The Daily Telegraph - Saturday - The Telegraph Magazine
Prep time: 20 minutes, plus overnight soaking and cooling time Cook time: 3 hours
This warming soup was given its name by Charles Dickens, referring to the fog that once blanketed London, a ‘pea souper’. The most economical way to make this is to use the stock from the cooked ham and some pieces of meat. A ham hock is always a greatvalue cut and once cooked for the soup you can make sandwiches, salads and lots of other dishes with it.
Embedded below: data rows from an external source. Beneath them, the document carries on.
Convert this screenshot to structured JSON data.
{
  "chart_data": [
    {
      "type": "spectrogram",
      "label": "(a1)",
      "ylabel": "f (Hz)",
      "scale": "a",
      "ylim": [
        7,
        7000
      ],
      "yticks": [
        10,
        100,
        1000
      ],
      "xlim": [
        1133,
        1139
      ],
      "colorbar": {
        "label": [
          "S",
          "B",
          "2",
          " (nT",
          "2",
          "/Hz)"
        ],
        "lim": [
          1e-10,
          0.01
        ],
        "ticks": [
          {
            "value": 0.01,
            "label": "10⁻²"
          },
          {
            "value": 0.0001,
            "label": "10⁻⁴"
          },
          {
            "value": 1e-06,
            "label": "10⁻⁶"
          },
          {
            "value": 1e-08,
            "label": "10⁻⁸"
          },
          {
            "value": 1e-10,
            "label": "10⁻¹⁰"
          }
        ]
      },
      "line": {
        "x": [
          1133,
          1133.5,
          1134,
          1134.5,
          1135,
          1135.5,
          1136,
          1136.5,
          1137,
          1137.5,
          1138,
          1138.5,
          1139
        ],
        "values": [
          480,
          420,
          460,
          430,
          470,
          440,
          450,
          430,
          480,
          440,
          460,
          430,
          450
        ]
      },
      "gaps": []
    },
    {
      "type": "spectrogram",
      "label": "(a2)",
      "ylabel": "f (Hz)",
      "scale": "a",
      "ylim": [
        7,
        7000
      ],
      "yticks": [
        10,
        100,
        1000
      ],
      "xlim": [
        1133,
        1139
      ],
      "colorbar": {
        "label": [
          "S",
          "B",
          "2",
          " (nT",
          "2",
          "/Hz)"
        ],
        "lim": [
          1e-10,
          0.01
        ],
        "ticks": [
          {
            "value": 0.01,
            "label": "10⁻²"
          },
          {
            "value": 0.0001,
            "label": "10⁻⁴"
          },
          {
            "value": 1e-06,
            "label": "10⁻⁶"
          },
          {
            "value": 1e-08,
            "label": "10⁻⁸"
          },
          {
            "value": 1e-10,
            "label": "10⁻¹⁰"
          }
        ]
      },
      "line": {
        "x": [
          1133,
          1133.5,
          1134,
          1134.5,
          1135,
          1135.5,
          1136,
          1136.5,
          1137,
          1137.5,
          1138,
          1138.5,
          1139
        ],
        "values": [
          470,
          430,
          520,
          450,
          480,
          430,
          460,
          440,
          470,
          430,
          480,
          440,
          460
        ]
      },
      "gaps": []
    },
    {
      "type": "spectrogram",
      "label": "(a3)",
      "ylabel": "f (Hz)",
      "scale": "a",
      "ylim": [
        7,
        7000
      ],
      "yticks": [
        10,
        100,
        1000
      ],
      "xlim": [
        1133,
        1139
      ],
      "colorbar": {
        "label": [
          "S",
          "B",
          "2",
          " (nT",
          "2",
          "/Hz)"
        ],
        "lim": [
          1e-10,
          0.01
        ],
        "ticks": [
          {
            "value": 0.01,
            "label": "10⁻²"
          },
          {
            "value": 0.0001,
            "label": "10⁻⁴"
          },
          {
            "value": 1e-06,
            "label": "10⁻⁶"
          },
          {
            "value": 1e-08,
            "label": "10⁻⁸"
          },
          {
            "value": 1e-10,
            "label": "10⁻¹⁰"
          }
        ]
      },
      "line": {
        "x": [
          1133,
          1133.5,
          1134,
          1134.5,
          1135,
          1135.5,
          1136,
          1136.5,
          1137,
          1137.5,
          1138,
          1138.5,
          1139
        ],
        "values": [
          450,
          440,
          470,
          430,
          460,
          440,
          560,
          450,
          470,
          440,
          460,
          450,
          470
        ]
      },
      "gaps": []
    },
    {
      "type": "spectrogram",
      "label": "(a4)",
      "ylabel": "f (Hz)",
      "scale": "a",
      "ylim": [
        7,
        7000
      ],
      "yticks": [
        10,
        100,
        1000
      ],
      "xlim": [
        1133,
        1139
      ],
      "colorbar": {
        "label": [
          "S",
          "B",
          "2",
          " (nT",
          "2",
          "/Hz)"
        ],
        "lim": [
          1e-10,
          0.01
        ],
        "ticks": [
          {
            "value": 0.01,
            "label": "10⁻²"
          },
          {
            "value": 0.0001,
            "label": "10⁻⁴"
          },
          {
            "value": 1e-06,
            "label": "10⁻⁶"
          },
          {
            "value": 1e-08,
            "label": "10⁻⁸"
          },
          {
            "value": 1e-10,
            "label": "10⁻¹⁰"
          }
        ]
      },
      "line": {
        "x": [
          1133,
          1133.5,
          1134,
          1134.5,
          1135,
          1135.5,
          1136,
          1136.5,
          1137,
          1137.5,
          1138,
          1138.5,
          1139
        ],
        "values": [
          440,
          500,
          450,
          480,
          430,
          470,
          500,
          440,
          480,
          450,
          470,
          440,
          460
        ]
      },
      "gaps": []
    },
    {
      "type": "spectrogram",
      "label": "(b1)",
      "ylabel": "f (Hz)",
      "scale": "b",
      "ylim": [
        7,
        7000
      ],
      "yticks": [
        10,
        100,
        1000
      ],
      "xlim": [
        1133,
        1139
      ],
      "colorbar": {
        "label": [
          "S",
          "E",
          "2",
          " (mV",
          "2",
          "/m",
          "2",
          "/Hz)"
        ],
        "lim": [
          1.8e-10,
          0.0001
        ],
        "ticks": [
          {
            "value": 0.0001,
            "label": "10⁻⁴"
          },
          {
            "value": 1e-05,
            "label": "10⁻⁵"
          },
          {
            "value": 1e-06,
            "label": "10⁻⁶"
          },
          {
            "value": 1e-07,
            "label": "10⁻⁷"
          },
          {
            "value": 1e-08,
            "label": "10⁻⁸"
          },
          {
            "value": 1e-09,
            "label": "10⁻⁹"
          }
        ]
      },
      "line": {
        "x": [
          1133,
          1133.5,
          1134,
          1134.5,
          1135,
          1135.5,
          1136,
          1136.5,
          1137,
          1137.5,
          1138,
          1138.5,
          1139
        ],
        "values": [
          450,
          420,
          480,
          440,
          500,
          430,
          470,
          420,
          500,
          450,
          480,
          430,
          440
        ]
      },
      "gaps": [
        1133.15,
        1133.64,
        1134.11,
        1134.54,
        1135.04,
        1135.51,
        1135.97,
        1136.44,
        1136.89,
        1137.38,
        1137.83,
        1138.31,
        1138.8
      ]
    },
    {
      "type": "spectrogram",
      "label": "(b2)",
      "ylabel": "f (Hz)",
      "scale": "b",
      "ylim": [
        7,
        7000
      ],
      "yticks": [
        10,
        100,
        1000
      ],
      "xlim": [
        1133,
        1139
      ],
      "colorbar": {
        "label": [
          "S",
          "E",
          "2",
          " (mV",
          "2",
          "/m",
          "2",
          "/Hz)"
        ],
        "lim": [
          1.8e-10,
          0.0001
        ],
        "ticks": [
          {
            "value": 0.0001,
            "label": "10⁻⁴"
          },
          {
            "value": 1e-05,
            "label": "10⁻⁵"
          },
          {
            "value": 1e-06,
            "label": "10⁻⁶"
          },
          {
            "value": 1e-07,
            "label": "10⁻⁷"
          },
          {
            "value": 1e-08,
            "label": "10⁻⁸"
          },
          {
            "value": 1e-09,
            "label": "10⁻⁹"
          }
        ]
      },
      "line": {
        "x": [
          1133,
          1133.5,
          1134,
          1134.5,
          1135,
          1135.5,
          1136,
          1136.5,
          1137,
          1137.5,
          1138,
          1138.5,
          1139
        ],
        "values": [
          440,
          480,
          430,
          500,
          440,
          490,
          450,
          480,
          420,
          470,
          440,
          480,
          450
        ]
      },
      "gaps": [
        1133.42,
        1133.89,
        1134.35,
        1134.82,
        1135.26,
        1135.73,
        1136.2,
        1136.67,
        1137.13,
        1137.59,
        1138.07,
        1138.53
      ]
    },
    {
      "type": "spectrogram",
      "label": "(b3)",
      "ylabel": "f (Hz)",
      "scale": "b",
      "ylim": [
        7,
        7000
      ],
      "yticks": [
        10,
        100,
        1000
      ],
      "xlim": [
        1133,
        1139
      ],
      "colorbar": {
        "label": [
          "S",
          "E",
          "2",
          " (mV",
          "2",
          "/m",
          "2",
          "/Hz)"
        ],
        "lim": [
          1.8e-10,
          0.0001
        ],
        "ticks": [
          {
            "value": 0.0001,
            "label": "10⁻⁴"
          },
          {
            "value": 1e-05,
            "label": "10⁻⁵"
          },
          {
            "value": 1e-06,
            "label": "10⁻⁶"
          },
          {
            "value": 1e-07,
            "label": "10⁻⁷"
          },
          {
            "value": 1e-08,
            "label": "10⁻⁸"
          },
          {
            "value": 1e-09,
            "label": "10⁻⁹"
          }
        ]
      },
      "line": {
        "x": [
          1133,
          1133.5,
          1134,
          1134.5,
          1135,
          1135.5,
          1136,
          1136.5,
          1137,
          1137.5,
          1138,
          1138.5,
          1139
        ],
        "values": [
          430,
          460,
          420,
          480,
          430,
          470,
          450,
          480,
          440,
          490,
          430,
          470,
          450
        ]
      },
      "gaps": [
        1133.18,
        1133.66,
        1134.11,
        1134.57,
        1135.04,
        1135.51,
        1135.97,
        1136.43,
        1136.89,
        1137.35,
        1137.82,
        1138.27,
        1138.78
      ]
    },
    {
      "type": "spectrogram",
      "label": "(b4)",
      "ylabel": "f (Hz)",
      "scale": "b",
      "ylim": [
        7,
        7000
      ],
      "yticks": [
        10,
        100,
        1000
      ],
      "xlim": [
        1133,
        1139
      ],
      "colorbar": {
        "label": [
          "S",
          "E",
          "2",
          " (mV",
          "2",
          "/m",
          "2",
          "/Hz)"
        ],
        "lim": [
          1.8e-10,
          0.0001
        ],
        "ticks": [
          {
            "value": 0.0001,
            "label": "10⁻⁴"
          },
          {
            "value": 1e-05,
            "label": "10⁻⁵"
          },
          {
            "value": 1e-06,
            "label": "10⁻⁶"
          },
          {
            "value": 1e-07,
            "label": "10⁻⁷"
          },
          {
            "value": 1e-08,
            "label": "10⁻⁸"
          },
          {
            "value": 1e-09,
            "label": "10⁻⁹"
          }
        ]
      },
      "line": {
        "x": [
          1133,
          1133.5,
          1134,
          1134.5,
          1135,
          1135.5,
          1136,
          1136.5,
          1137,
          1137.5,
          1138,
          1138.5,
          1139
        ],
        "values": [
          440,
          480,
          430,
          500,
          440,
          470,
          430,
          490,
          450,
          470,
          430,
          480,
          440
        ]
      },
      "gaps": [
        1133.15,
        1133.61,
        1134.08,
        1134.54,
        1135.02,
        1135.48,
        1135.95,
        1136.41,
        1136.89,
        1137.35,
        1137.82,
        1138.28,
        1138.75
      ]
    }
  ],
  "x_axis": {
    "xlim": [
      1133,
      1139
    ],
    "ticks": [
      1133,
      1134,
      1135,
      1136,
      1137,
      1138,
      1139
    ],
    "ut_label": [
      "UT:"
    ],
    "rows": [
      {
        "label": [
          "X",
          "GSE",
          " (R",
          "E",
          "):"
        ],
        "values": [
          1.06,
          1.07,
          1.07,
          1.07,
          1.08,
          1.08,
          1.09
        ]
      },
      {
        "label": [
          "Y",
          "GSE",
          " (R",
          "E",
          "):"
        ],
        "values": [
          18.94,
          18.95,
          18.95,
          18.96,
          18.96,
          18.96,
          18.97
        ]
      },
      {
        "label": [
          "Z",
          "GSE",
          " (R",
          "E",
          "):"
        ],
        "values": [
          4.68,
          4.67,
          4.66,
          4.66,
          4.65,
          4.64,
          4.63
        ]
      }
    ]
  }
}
Depending on the ham, the stock can be quite salty, so taste it first before making the soup and dilute it with water if necessary.
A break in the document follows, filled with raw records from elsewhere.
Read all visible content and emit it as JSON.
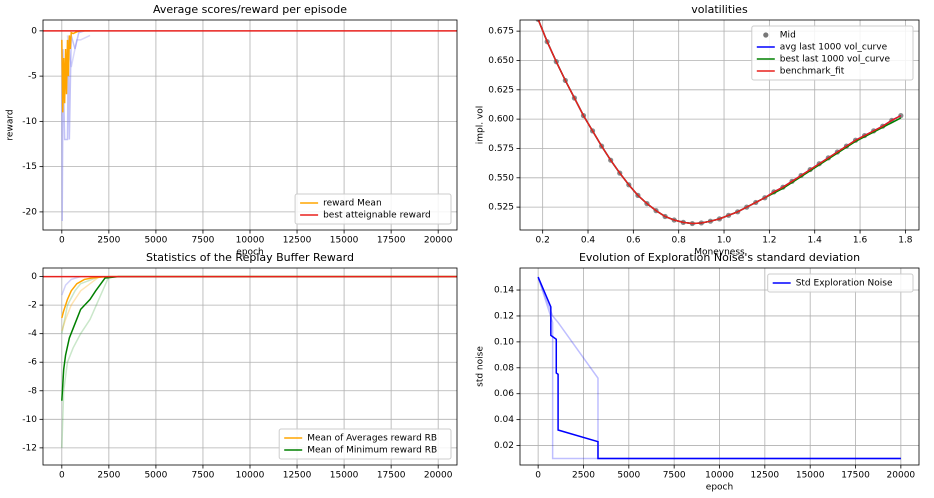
{
  "chart_data": [
    {
      "type": "line",
      "title": "Average scores/reward per episode",
      "xlabel": "epoch",
      "ylabel": "reward",
      "xlim": [
        -1000,
        21000
      ],
      "ylim": [
        -22,
        1.2
      ],
      "xticks": [
        0,
        2500,
        5000,
        7500,
        10000,
        12500,
        15000,
        17500,
        20000
      ],
      "yticks": [
        -20,
        -15,
        -10,
        -5,
        0
      ],
      "grid": true,
      "legend": "lower right",
      "series": [
        {
          "name": null,
          "color": "#7b7bf0",
          "opacity": 0.45,
          "x": [
            0,
            20,
            50,
            60,
            100,
            150,
            200,
            300,
            350,
            400,
            500,
            700,
            900,
            1200
          ],
          "values": [
            -1,
            -21,
            -10,
            -2,
            -7,
            -12,
            -12,
            -12,
            -1,
            -12,
            -0.5,
            -2,
            -0.2,
            0
          ]
        },
        {
          "name": null,
          "color": "#7b7bf0",
          "opacity": 0.3,
          "x": [
            300,
            500,
            800,
            1000,
            1500
          ],
          "values": [
            -0.5,
            -4,
            -1,
            -1,
            -0.5
          ]
        },
        {
          "name": "reward Mean",
          "color": "#ffa500",
          "x": [
            0,
            50,
            100,
            150,
            200,
            250,
            300,
            350,
            400,
            450,
            500,
            600,
            800,
            1000,
            1500
          ],
          "values": [
            -1,
            -9,
            -3,
            -8,
            -2,
            -7,
            -1,
            -5,
            -0.5,
            -2,
            -0.2,
            -0.3,
            -0.1,
            0,
            0
          ]
        },
        {
          "name": "best atteignable reward",
          "color": "#e8211d",
          "x": [
            -1000,
            21000
          ],
          "values": [
            0,
            0
          ]
        }
      ]
    },
    {
      "type": "line",
      "title": "volatilities",
      "xlabel": "Moneyness",
      "ylabel": "impl. vol",
      "xlim": [
        0.1,
        1.86
      ],
      "ylim": [
        0.5055,
        0.6845
      ],
      "xticks": [
        0.2,
        0.4,
        0.6,
        0.8,
        {
          "value": 1,
          "label": "1.0"
        },
        1.2,
        1.4,
        1.6,
        1.8
      ],
      "yticks": [
        0.525,
        {
          "value": 0.55,
          "label": "0.550"
        },
        0.575,
        {
          "value": 0.6,
          "label": "0.600"
        },
        0.625,
        {
          "value": 0.65,
          "label": "0.650"
        },
        0.675
      ],
      "grid": true,
      "legend": "upper right",
      "x": [
        0.18,
        0.22,
        0.26,
        0.3,
        0.34,
        0.38,
        0.42,
        0.46,
        0.5,
        0.54,
        0.58,
        0.62,
        0.66,
        0.7,
        0.74,
        0.78,
        0.82,
        0.86,
        0.9,
        0.94,
        0.98,
        1.02,
        1.06,
        1.1,
        1.14,
        1.18,
        1.22,
        1.26,
        1.3,
        1.34,
        1.38,
        1.42,
        1.46,
        1.5,
        1.54,
        1.58,
        1.62,
        1.66,
        1.7,
        1.74,
        1.78
      ],
      "series": [
        {
          "name": "Mid",
          "color": "#777777",
          "style": "scatter",
          "values": [
            0.685,
            0.666,
            0.649,
            0.633,
            0.618,
            0.603,
            0.59,
            0.577,
            0.565,
            0.554,
            0.544,
            0.535,
            0.528,
            0.522,
            0.517,
            0.514,
            0.512,
            0.511,
            0.5115,
            0.513,
            0.515,
            0.518,
            0.521,
            0.525,
            0.529,
            0.533,
            0.538,
            0.542,
            0.547,
            0.552,
            0.557,
            0.562,
            0.567,
            0.572,
            0.577,
            0.582,
            0.586,
            0.59,
            0.594,
            0.599,
            0.603
          ]
        },
        {
          "name": "avg last 1000 vol_curve",
          "color": "#0000ff",
          "values": [
            0.685,
            0.666,
            0.649,
            0.633,
            0.618,
            0.603,
            0.59,
            0.577,
            0.565,
            0.554,
            0.544,
            0.535,
            0.528,
            0.522,
            0.517,
            0.514,
            0.512,
            0.511,
            0.5115,
            0.513,
            0.515,
            0.518,
            0.521,
            0.525,
            0.529,
            0.533,
            0.538,
            0.542,
            0.547,
            0.552,
            0.557,
            0.562,
            0.567,
            0.572,
            0.577,
            0.582,
            0.586,
            0.59,
            0.594,
            0.599,
            0.603
          ]
        },
        {
          "name": "best last 1000 vol_curve",
          "color": "#008000",
          "values": [
            0.685,
            0.666,
            0.649,
            0.633,
            0.618,
            0.603,
            0.59,
            0.577,
            0.565,
            0.554,
            0.544,
            0.535,
            0.528,
            0.522,
            0.517,
            0.514,
            0.512,
            0.511,
            0.5115,
            0.513,
            0.515,
            0.518,
            0.521,
            0.525,
            0.529,
            0.533,
            0.537,
            0.541,
            0.546,
            0.551,
            0.556,
            0.561,
            0.566,
            0.571,
            0.576,
            0.581,
            0.585,
            0.589,
            0.593,
            0.597,
            0.601
          ]
        },
        {
          "name": "benchmark_fit",
          "color": "#e8211d",
          "values": [
            0.685,
            0.666,
            0.649,
            0.633,
            0.618,
            0.603,
            0.59,
            0.577,
            0.565,
            0.554,
            0.544,
            0.535,
            0.528,
            0.522,
            0.517,
            0.514,
            0.512,
            0.511,
            0.5115,
            0.513,
            0.515,
            0.518,
            0.521,
            0.525,
            0.529,
            0.533,
            0.538,
            0.542,
            0.547,
            0.552,
            0.557,
            0.562,
            0.567,
            0.572,
            0.577,
            0.582,
            0.586,
            0.59,
            0.594,
            0.599,
            0.603
          ]
        }
      ]
    },
    {
      "type": "line",
      "title": "Statistics of the Replay Buffer Reward",
      "xlim": [
        -1000,
        21000
      ],
      "ylim": [
        -13.2,
        0.6
      ],
      "xticks": [
        0,
        2500,
        5000,
        7500,
        10000,
        12500,
        15000,
        17500,
        20000
      ],
      "yticks": [
        -12,
        -10,
        -8,
        -6,
        -4,
        -2,
        0
      ],
      "grid": true,
      "legend": "lower right",
      "series": [
        {
          "name": null,
          "color": "#2ca02c",
          "opacity": 0.25,
          "x": [
            0,
            100,
            300,
            600,
            1000,
            1500,
            2000,
            2500,
            21000
          ],
          "values": [
            -12,
            -8,
            -6,
            -5,
            -4,
            -3,
            -1.5,
            0,
            0
          ]
        },
        {
          "name": null,
          "color": "#2ca02c",
          "opacity": 0.25,
          "x": [
            0,
            300,
            700,
            1000,
            2000
          ],
          "values": [
            -4,
            -2,
            -1,
            -0.5,
            0
          ]
        },
        {
          "name": null,
          "color": "#ffa500",
          "opacity": 0.3,
          "x": [
            0,
            200,
            500,
            1000,
            1500,
            2000
          ],
          "values": [
            -3.8,
            -3,
            -2,
            -1,
            -0.5,
            0
          ]
        },
        {
          "name": null,
          "color": "#7b7bf0",
          "opacity": 0.35,
          "x": [
            0,
            200,
            500,
            1000
          ],
          "values": [
            -1.3,
            -0.6,
            -0.2,
            0
          ]
        },
        {
          "name": "Mean of Averages reward RB",
          "color": "#ffa500",
          "x": [
            0,
            100,
            300,
            500,
            800,
            1200,
            1600,
            2000,
            2500,
            21000
          ],
          "values": [
            -2.9,
            -2.4,
            -1.6,
            -1.0,
            -0.5,
            -0.2,
            -0.1,
            -0.05,
            0,
            0
          ]
        },
        {
          "name": "Mean of Minimum reward RB",
          "color": "#008000",
          "x": [
            0,
            100,
            200,
            400,
            700,
            1000,
            1500,
            1800,
            2300,
            3000,
            21000
          ],
          "values": [
            -8.7,
            -6.5,
            -5.5,
            -4.3,
            -3.3,
            -2.3,
            -1.6,
            -1.0,
            -0.1,
            0,
            0
          ]
        },
        {
          "name": null,
          "color": "#e8211d",
          "x": [
            -1000,
            21000
          ],
          "values": [
            0,
            0
          ]
        }
      ]
    },
    {
      "type": "line",
      "title": "Evolution of Exploration Noise's standard deviation",
      "xlabel": "epoch",
      "ylabel": "std noise",
      "xlim": [
        -1000,
        21000
      ],
      "ylim": [
        0.005,
        0.157
      ],
      "xticks": [
        0,
        2500,
        5000,
        7500,
        10000,
        12500,
        15000,
        17500,
        20000
      ],
      "yticks": [
        0.02,
        0.04,
        0.06,
        0.08,
        {
          "value": 0.1,
          "label": "0.10"
        },
        0.12,
        0.14
      ],
      "grid": true,
      "legend": "upper right",
      "series": [
        {
          "name": null,
          "color": "#0000ff",
          "opacity": 0.25,
          "x": [
            0,
            800,
            1100,
            3300,
            3300,
            20000
          ],
          "values": [
            0.15,
            0.12,
            0.115,
            0.072,
            0.01,
            0.01
          ]
        },
        {
          "name": null,
          "color": "#0000ff",
          "opacity": 0.25,
          "x": [
            0,
            800,
            800,
            20000
          ],
          "values": [
            0.15,
            0.115,
            0.01,
            0.01
          ]
        },
        {
          "name": "Std Exploration Noise",
          "color": "#0000ff",
          "x": [
            0,
            700,
            700,
            1000,
            1000,
            1100,
            1100,
            3300,
            3300,
            20000
          ],
          "values": [
            0.15,
            0.127,
            0.105,
            0.102,
            0.076,
            0.075,
            0.032,
            0.023,
            0.01,
            0.01
          ]
        }
      ]
    }
  ]
}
– 1 ham hock, about 600-800g, soaked overnight in cold water
– a knob of butter
– 1 onion, finely
– a few sprigs of thyme – 1 bay leaf
– 250g green split peas, soaked overnight in cold water
Rinse the ham hock and put it in a heavy saucepan. Cover with cold water. Bring to the boil then simmer gently (skimming off any froth occasionally and topping up with more water if necessary) for 1½-2 hours, or until tender. Allow to cool then lift the ham out and reserve the stock. Shred some of the meat for the soup and keep the rest for future meals.
Melt the butter in a heavy-based saucepan and gently cook the onion for a few minutes until soft, without allowing it to colour. Add the thyme, bay, drained soaked peas and a litre and a half of ham stock.
Bring to the boil and skim the top then add some freshly ground black pepper (but not salt) and simmer for an hour. The peas should be soft and beginning to fall apart; if not, just simmer for a little longer (you may have to top up with more stock or water).
Once the peas are cooked, blend about a quarter of the soup in a liquidiser or with a stick blender as coarsely or as smoothly as you wish. Return this to the pan. Check the seasoning and add a little salt and more pepper if necessary.
Add the shredded ham to the soup and simmer for a few more minutes before serving.